Austin. “Ever been to a film festival, seen a short film, and cursed that you'll probably never see it again?” asks Richard Whittaker. “That's why Dan Schoenbrun has created The Eyeslicer, a new platform for low-budget, lo-fi mini-movies that he hopes will give these gems life beyond the festival circuit. The new online show compiles ten hour-long episodes, each built around a theme, with shorts by dozens of rising filmmakers bound together with linking material created by the producers.” And tomorrow, “Schoenbrun will screen two episodes from the first season at AFS Cinema.”

Also in the Chronicle,Josh Kupecki offers a guide to October horror in the city.

Cambridge. On Friday, the Brattle presents Andrei Tarkovsky’s Stalker (1979) and Larry Cherkasov suggests that, while it’s “not a slasher . . . , its techniques create an effect that shares the genre’s self-awareness and playfulness in its use of camera as character.”

Tonight and tomorrow, the Harvard Film Archive presents Rick Prelinger's Lost Landscapes of Los Angeles, and then on Friday, Rajko Grlic’s The Constitution (2016).
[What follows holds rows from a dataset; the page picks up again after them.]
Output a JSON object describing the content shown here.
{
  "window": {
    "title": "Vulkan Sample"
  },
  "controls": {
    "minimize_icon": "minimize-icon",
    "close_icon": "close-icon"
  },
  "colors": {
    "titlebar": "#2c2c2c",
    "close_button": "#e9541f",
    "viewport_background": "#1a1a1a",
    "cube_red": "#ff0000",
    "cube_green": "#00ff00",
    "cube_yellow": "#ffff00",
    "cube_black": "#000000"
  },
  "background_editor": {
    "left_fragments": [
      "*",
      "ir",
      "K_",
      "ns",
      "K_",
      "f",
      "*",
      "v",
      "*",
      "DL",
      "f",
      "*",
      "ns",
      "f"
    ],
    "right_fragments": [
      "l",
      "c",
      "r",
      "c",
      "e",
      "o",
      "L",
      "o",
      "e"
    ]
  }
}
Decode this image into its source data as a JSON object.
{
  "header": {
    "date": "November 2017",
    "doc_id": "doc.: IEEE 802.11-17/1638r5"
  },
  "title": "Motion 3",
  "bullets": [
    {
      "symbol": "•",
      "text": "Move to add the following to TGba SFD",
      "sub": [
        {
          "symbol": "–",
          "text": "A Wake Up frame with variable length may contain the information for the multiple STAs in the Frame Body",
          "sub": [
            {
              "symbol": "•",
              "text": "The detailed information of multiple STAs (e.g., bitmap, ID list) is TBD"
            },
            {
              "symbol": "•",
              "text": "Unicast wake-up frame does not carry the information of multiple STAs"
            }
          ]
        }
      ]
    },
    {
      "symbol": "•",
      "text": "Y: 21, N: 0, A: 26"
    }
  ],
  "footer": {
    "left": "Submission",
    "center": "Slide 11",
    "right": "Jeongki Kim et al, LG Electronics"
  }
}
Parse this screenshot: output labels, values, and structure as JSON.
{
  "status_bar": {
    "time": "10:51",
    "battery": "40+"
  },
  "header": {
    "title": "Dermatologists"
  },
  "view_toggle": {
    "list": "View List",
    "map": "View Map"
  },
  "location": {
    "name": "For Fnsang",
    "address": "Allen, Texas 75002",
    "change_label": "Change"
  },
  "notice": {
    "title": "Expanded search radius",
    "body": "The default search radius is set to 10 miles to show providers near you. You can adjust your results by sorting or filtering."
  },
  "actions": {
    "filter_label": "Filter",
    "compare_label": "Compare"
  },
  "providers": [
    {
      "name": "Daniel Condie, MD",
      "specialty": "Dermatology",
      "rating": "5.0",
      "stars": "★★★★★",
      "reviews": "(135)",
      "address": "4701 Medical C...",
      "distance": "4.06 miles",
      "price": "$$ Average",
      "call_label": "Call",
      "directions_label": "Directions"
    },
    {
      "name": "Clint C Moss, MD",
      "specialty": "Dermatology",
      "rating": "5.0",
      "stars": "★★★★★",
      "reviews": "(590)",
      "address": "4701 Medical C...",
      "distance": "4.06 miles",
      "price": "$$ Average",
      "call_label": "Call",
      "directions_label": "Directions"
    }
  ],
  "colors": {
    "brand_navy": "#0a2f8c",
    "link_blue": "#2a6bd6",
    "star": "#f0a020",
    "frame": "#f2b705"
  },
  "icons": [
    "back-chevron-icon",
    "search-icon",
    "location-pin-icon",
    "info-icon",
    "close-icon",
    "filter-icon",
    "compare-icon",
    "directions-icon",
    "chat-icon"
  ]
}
Toronto. Yakov Protazanov’s Aelita - Queen of Mars (1924) screens tomorrow as part of the TIFF Cinematheque series The Heart of the World: Masterpieces of Soviet Silent Cinema. For the TIFF Review, Todd Brown presents “A Brief History of Soviet Sci-fi.”

London. With the BFI Thriller season on through December, Stephen Puddicombe offers an annotated list of ten “great dangerous journey films.”

“Wim Wenders reckons he took more than 12,000 Polaroids between 1973 and 1983, when his career as a filmmaker really took off, but only 3,500 remain,” writes Sean O’Hagan for the Guardian. “‘The thing is,’ he says, ‘you gave them away. You had the person in front of you, whose picture you had just taken, and it was like they had more right to it. The Polaroids helped with making the movies, but they were not an aim in themselves. They were disposable.’ Four decades on, the Photographers’ Gallery in London is about to host an extensive exhibition of Wenders’s early Polaroids called Instant Stories.” The New Yorker’s Richard Brody: “Wenders had the insight and the sensibility to recognize that his own immediate daily perceptions were instantly historical moments on the wing; he experienced the present as the past, and thereby rendered it poetic, eerie, and melancholy.” The exhibition opens Friday and will be on view through February 11.

Cambridge. The Cambridge Film Festival, opening Thursday and running through October 26, “is one of the best regular film festivals in the country for silents, and this year, the program of early film is full of surprises, and wonderful music,” writes Pamela Hutchinson, previewing the highlights at Silent London.

Paris. The retrospective L'URSS des cinéastes (The USSR of Cineastes) opens Thursday at the Cinémathèque française and runs through December 27.

Lisbon. “Vera Chytilová, the Czech New Wave filmmaker who passed away last year, insisted that her cinema was not feminist,” writes Ela Bittencourt for Hyperallergic. “Yet her bold films, most of which are only now getting more international attention—currently thanks to a comprehensive retrospective at Doclisboa, in Portugal—make her one of the most incisive and formally innovative critics of gender inequality among Europe’s New Wave filmmakers.” The festival opens Thursday and runs through October 29.

Brussels.L’Âge d’Or Festival 2017 opens Thursday and runs through October 24.